Many evidence-based proponents will be quick to judge clinicians who claim that food can “improve symptoms of mental health disorders”, or when clinicians say that a good diet can “reverse” or even “cure disease”. Let’s take a look at some of the literature to see what the “evidence” tells us.
Does food/glycemia/nutrition affect mood, depression, anxiety?
There are quite a number of studies implicating various nutritional disorders with mental disease, namely b12 deficiency, diabetes, and high glycemic diets.
What about Food Quality and Food Security?
It seems as if food quality and food security play an intimate role in anxiety and depression.
Is there any evidence that a well-constructed, ketogenic diet could be beneficial?

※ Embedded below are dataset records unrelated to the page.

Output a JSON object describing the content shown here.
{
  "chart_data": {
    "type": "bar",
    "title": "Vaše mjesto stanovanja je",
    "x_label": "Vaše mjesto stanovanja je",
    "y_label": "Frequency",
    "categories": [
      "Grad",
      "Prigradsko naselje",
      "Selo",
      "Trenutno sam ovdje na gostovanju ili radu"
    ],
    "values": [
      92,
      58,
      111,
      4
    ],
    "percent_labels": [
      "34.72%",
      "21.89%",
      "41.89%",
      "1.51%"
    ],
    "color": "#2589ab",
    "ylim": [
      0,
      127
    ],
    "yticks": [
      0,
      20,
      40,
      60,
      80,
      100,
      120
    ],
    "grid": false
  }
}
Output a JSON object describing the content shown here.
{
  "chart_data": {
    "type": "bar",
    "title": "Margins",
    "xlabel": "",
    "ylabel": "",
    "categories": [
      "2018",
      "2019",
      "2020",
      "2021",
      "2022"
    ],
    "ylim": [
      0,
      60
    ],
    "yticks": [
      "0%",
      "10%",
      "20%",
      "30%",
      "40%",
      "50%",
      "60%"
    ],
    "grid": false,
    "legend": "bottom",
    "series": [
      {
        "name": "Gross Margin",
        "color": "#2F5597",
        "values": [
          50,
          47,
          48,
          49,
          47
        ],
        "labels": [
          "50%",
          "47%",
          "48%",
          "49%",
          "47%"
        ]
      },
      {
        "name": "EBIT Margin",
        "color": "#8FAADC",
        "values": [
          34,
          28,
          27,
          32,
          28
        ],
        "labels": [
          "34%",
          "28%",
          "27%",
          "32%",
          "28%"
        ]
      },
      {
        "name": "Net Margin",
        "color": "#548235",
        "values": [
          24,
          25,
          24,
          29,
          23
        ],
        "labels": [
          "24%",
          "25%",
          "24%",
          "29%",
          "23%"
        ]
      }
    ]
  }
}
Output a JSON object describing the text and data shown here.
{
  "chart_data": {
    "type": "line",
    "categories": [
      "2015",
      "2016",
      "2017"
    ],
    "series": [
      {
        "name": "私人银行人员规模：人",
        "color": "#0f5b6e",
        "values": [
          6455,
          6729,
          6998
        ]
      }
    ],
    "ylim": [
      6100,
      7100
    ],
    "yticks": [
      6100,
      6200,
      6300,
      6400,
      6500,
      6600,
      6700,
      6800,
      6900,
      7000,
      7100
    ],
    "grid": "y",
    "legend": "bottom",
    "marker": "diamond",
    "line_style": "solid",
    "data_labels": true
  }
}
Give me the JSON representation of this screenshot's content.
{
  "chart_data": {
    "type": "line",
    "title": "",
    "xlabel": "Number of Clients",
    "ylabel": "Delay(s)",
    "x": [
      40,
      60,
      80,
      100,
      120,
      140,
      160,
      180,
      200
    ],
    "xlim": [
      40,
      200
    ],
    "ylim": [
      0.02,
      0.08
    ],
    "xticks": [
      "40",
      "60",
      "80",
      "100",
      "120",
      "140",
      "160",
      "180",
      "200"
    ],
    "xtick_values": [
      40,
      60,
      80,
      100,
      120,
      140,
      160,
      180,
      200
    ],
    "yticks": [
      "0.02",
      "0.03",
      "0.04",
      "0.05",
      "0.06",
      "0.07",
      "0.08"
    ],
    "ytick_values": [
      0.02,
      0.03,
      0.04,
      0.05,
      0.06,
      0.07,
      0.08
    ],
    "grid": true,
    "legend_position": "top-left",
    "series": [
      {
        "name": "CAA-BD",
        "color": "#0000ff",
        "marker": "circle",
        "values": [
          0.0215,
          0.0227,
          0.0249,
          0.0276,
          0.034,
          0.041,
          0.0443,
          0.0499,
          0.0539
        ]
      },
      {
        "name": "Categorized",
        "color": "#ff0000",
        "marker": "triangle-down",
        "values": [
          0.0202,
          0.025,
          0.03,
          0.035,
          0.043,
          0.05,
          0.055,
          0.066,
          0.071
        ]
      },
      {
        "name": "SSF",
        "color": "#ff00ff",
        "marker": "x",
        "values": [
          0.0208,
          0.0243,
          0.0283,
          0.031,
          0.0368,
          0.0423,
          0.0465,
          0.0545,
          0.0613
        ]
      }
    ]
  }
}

Anecdotally, I can’t tell you many of my patients have been able to slowly taper their anxiolytics and antidepressants with weight loss and diet improvement. There does seem to be some early evidence that a well constructed Ketogenic diet can help.
Is diet a cure for any of these disease?
Probably not, but it seems as if a bad diet can exacerbate symptoms while a well-constructed diet can improve symptoms.
Can a well-constructed diet ERASE childhood trauma, abuse or neglect? Can a diet cure you of a job that is stressing you out, or decrease your inancial burdens?
Absolutely NOT! It can’t, sorry. I am making NO conclusions here, as more studies need to be done to understand the exact impact of diet on mental health. But clearly a nutritionally replete diet seems to be associated with a decreased burden of mental health issues and treating nutritional deficiencies seems to alleviate symptoms of depression and anxiety. And, this is only the tip of the iceberg. There is plenty of more evidence of iron excess, copper excess, folate deficiency, and other nutritional disorders that are implicated in psychiatric and mental health.
Can food be thy medicine?
I know that for my myself, my family and my patients, I will recommend a low-sugar, real-food diet for overall health and wellness.